Dal Cnel il primo Rapporto che analizza le cause della scarsa produttività del paese e ne studia i possibili rimedi, da offrire alle scelte di politica nazionale e di quella europea
«Abbiamo un terziario che cresce, altrettanto fa l’occupazione, ma è molto “pizza e amore”: cioè turismo, accoglienza, cibo. Ma non è questo che fa aumentare la produttività. È questa la trappola in cui siamo inchiodati». Guidando il dibattito durante la presentazione del primo Rapporto del Comitato nazionale produttività istituito presso il Cnel, il presidente Renato Brunetta mette subito il dito sulla piaga del modello Italia: terziario povero, frammentazione delle imprese, scarsi investimenti in tecnologia avanzata, bassa intensità di capitale.
Un modello, però, che non ci impedisce di essere campioni di export, grazie a un manifatturiero “che produce cose difficili” e di grande qualità, grazie alla creatività dei prodotti, grazie anche a quel “terziario atomizzato” di professionisti e di imprese individuali che danno servizi di alto valore, che però le statistiche spesso non intercettano.
Il rebus della scarsa produttività italiana, male annoso, è in questi paradossi. Ma è una fotografia che può cambiare, che deve cambiare, visto che ormai il tema della produttività, e quindi della competitività, è dibattuto a livello europeo, è un problema del sistema continentale, che è stabilmente surclassato dagli Usa. Una situazione di cui i rapporti Draghi e Letta hanno già dato piena consapevolezza.
È per questo che questo primo Rapporto si interroga sul come sbloccare il circolo vizioso che ci fa restare, in produttività, sempre ultimi tra i paesi europei. E con la prospettiva di vedere la prossima fine del PNRR, nel 2026, senza aver scardinato la trappola.
A cominciare dalla scarsa consapevolezza dello stesso mondo delle imprese: da una rilevazione dell’Istat del 2024, il 33,5% delle imprese dichiara di non voler fare nessun investimento tra il 2025 e il 2026, mentre addirittura il 41,8 intende investire in social media ma solo il 19,5 in intelligenza artificiale.
Imprese che hanno creato occupazione, è vero, ma puntando appunto sul basso costo del lavoro piuttosto che sull’investimento in nuove tecnologie, in R&S, in crescita di competenze. E non c’è immagine più eloquente della mappa Istat della produttività, con sporadiche zone di vitalità, in rosso, e un mare di blu che racconta quanta strada c’è da fare.
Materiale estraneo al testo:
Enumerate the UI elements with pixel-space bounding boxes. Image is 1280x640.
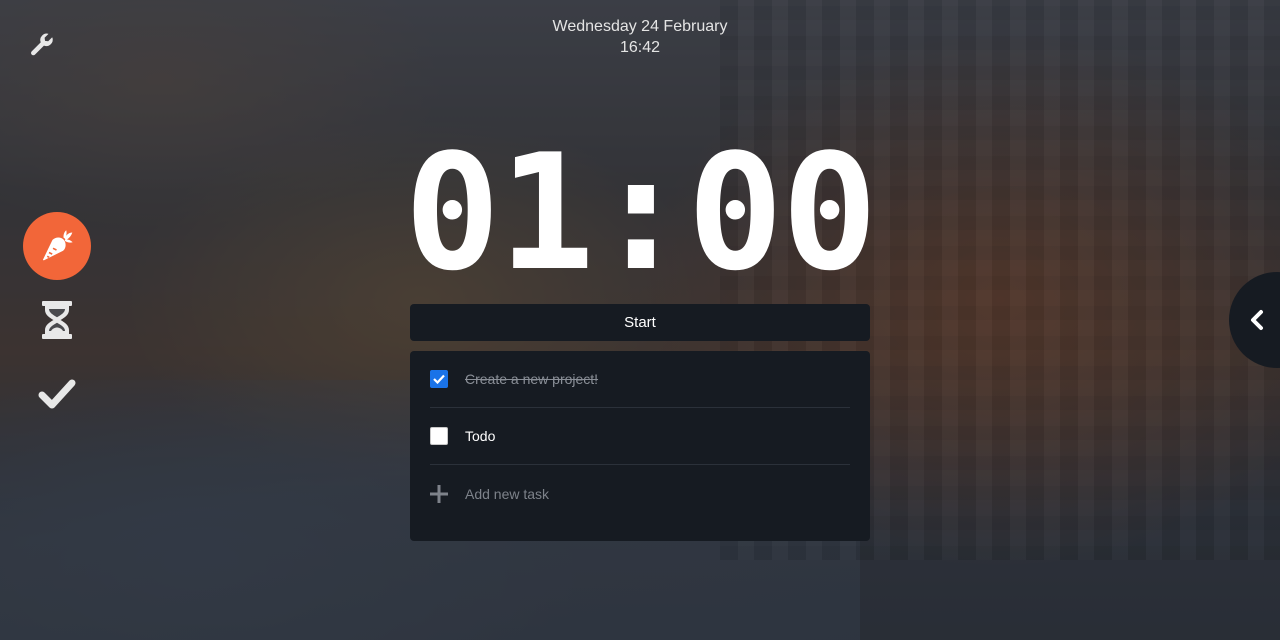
datetime: Wednesday 24 February 16:42	[440, 16, 840, 58]
wrench-icon	[31, 33, 53, 56]
add-task-row	[430, 465, 850, 522]
timer-mode-button[interactable]	[37, 298, 77, 342]
task-list: Create a new project! Todo	[410, 351, 870, 541]
task-item: Create a new project!	[430, 351, 850, 408]
current-time: 16:42	[619, 39, 661, 56]
task-checkbox-checked[interactable]	[430, 370, 448, 388]
chevron-left-icon	[1251, 310, 1263, 330]
task-item: Todo	[430, 408, 850, 465]
add-task-input[interactable]	[465, 485, 765, 502]
task-checkbox[interactable]	[430, 427, 448, 445]
carrot-icon	[42, 230, 73, 261]
task-label: Todo	[465, 428, 496, 444]
start-button[interactable]: Start	[410, 304, 870, 341]
settings-button[interactable]	[26, 28, 58, 60]
current-date: Wednesday 24 February	[552, 18, 728, 35]
checkmark-icon	[433, 374, 445, 384]
tasks-mode-button[interactable]	[35, 372, 79, 416]
checkmark-icon	[38, 379, 76, 409]
timer-display: 01:00	[404, 119, 878, 306]
plus-icon[interactable]	[430, 484, 448, 503]
task-label: Create a new project!	[465, 371, 599, 387]
hourglass-icon	[42, 301, 72, 339]
pomodoro-mode-button[interactable]	[23, 212, 91, 280]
«Siamo un paese a bassi salari reali (che sono ancora sotto il livello del 2021), e sappiamo che tendenzialmente la qualificazione della forza lavoro è bassa: sono queste due cose che determinano scarsi investimenti in capitale intangibile», ha detto Carlo Altomonte, coordinatore del Rapporto. Le conseguenze? I bassi salari determinano una minore domanda di competenze che a sua volta crea un minore incentivo alla formazione di chi deve cercare lavoro (le materie STEM sono impegnative), il ristagno della bassa qualificazione e dunque della bassa produttività, che giustifica di nuovo i bassi salari, in un circolo vizioso.
Come rompere lo schema? Altomonte consiglia di partire dalla qualificazione dei lavoratori, dalle competenze e dagli incentivi per far sì che le imprese possano assumere persone con quelle competenze.
Di qui le sue tre proposte: potenziare il credito d’imposta in R&S per investimenti in tecnologie digitali e capitale intangibile umano in formazione continua; creare un credito di imposta in Formazione 4.0 nei settori ad alta produttività; rendere operativa la filiera formativa tecnologico-professionale potenziando gli ITS e il raccordo con i corsi STEM. Naturalmente il sistema delle imprese (capacità di internazionalizzarsi e di crescere) e la macchina pubblica (efficienza e coordinamento) dovranno fare la loro parte.
L’analisi c’è, resta da vedere come verrà utilizzata e tradotta in termini di policy. Dove concentrare gli sforzi, come indirizzare le risorse, come scegliere il focus su cui fare leva? Un suggerimento-provocazione lo offre Brunetta nelle conclusioni: «Se è vero che il nostro export è fatto per metà da 1300 imprese ad alta competitività, ha senso investire sulla crescita dei piccoli o piuttosto puntare sui big?». Senza dimenticare la necessità di una risposta europea: «Se riuscissimo ad abbandonare i patti di stabilità e puntare sulla domanda interna, con più investimenti, pubblici e privati», auspica Brunetta, forse il cammino fuori dalla stagnazione sarebbe più veloce.